The chicken had aimed a terrific swipe of the axe at the Warrior’s head, but the gunman’s misstep dropped him below the swinging axe.
Hickok found himself on his left knee, within arm’s reach of the chicken’s legs. He took instant advantage of the situation, stabbing the carving knife up and in, imbedding the blade in the bird’s groin.

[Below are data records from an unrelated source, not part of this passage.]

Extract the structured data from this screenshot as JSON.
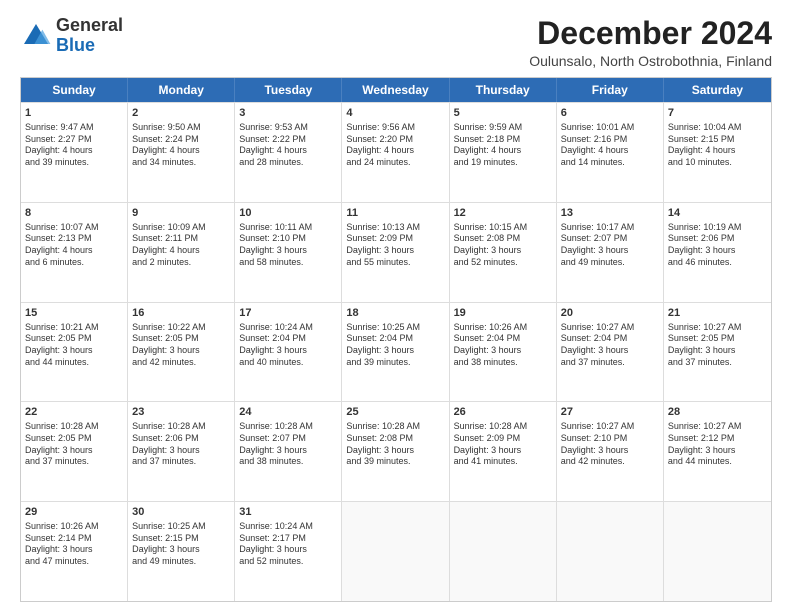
{
  "header": {
    "logo_general": "General",
    "logo_blue": "Blue",
    "title": "December 2024",
    "subtitle": "Oulunsalo, North Ostrobothnia, Finland"
  },
  "calendar": {
    "days": [
      "Sunday",
      "Monday",
      "Tuesday",
      "Wednesday",
      "Thursday",
      "Friday",
      "Saturday"
    ],
    "weeks": [
      [
        null,
        {
          "num": "2",
          "info": "Sunrise: 9:50 AM\nSunset: 2:24 PM\nDaylight: 4 hours\nand 34 minutes."
        },
        {
          "num": "3",
          "info": "Sunrise: 9:53 AM\nSunset: 2:22 PM\nDaylight: 4 hours\nand 28 minutes."
        },
        {
          "num": "4",
          "info": "Sunrise: 9:56 AM\nSunset: 2:20 PM\nDaylight: 4 hours\nand 24 minutes."
        },
        {
          "num": "5",
          "info": "Sunrise: 9:59 AM\nSunset: 2:18 PM\nDaylight: 4 hours\nand 19 minutes."
        },
        {
          "num": "6",
          "info": "Sunrise: 10:01 AM\nSunset: 2:16 PM\nDaylight: 4 hours\nand 14 minutes."
        },
        {
          "num": "7",
          "info": "Sunrise: 10:04 AM\nSunset: 2:15 PM\nDaylight: 4 hours\nand 10 minutes."
        }
      ],
      [
        {
          "num": "1",
          "info": "Sunrise: 9:47 AM\nSunset: 2:27 PM\nDaylight: 4 hours\nand 39 minutes."
        },
        {
          "num": "9",
          "info": "Sunrise: 10:09 AM\nSunset: 2:11 PM\nDaylight: 4 hours\nand 2 minutes."
        },
        {
          "num": "10",
          "info": "Sunrise: 10:11 AM\nSunset: 2:10 PM\nDaylight: 3 hours\nand 58 minutes."
        },
        {
          "num": "11",
          "info": "Sunrise: 10:13 AM\nSunset: 2:09 PM\nDaylight: 3 hours\nand 55 minutes."
        },
        {
          "num": "12",
          "info": "Sunrise: 10:15 AM\nSunset: 2:08 PM\nDaylight: 3 hours\nand 52 minutes."
        },
        {
          "num": "13",
          "info": "Sunrise: 10:17 AM\nSunset: 2:07 PM\nDaylight: 3 hours\nand 49 minutes."
        },
        {
          "num": "14",
          "info": "Sunrise: 10:19 AM\nSunset: 2:06 PM\nDaylight: 3 hours\nand 46 minutes."
        }
      ],
      [
        {
          "num": "8",
          "info": "Sunrise: 10:07 AM\nSunset: 2:13 PM\nDaylight: 4 hours\nand 6 minutes."
        },
        {
          "num": "16",
          "info": "Sunrise: 10:22 AM\nSunset: 2:05 PM\nDaylight: 3 hours\nand 42 minutes."
        },
        {
          "num": "17",
          "info": "Sunrise: 10:24 AM\nSunset: 2:04 PM\nDaylight: 3 hours\nand 40 minutes."
        },
        {
          "num": "18",
          "info": "Sunrise: 10:25 AM\nSunset: 2:04 PM\nDaylight: 3 hours\nand 39 minutes."
        },
        {
          "num": "19",
          "info": "Sunrise: 10:26 AM\nSunset: 2:04 PM\nDaylight: 3 hours\nand 38 minutes."
        },
        {
          "num": "20",
          "info": "Sunrise: 10:27 AM\nSunset: 2:04 PM\nDaylight: 3 hours\nand 37 minutes."
        },
        {
          "num": "21",
          "info": "Sunrise: 10:27 AM\nSunset: 2:05 PM\nDaylight: 3 hours\nand 37 minutes."
        }
      ],
      [
        {
          "num": "15",
          "info": "Sunrise: 10:21 AM\nSunset: 2:05 PM\nDaylight: 3 hours\nand 44 minutes."
        },
        {
          "num": "23",
          "info": "Sunrise: 10:28 AM\nSunset: 2:06 PM\nDaylight: 3 hours\nand 37 minutes."
        },
        {
          "num": "24",
          "info": "Sunrise: 10:28 AM\nSunset: 2:07 PM\nDaylight: 3 hours\nand 38 minutes."
        },
        {
          "num": "25",
          "info": "Sunrise: 10:28 AM\nSunset: 2:08 PM\nDaylight: 3 hours\nand 39 minutes."
        },
        {
          "num": "26",
          "info": "Sunrise: 10:28 AM\nSunset: 2:09 PM\nDaylight: 3 hours\nand 41 minutes."
        },
        {
          "num": "27",
          "info": "Sunrise: 10:27 AM\nSunset: 2:10 PM\nDaylight: 3 hours\nand 42 minutes."
        },
        {
          "num": "28",
          "info": "Sunrise: 10:27 AM\nSunset: 2:12 PM\nDaylight: 3 hours\nand 44 minutes."
        }
      ],
      [
        {
          "num": "22",
          "info": "Sunrise: 10:28 AM\nSunset: 2:05 PM\nDaylight: 3 hours\nand 37 minutes."
        },
        {
          "num": "30",
          "info": "Sunrise: 10:25 AM\nSunset: 2:15 PM\nDaylight: 3 hours\nand 49 minutes."
        },
        {
          "num": "31",
          "info": "Sunrise: 10:24 AM\nSunset: 2:17 PM\nDaylight: 3 hours\nand 52 minutes."
        },
        null,
        null,
        null,
        null
      ],
      [
        {
          "num": "29",
          "info": "Sunrise: 10:26 AM\nSunset: 2:14 PM\nDaylight: 3 hours\nand 47 minutes."
        },
        null,
        null,
        null,
        null,
        null,
        null
      ]
    ]
  }
}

The Second cannibal shrieked and released the axe, bending over and grabbing for his genitals.
Hickok yanked the knife out, then rose, bringing the carving knife up with the tip held vertically, savagely ramming the blade into the chicken’s neck.
The chicken squawked and frantically clawed at the Warrior’s eyes.
Hickok pulled the knife loose and sidestepped.
The chicken stumbled, almost straightened, then pitched onto his bill on the muddy turf.
Hickok twirled.
Tab was still on his feet, lurching toward the barracks, weaving and tottering, not ten feet off.
Hickok raced in pursuit and caught the cannibal by the scruff of the neck. He tugged, drawing Tab backwards, tripping the cannibal with his right leg.
Tab fell onto his back, the blood pouring from his throat, whining plaintively.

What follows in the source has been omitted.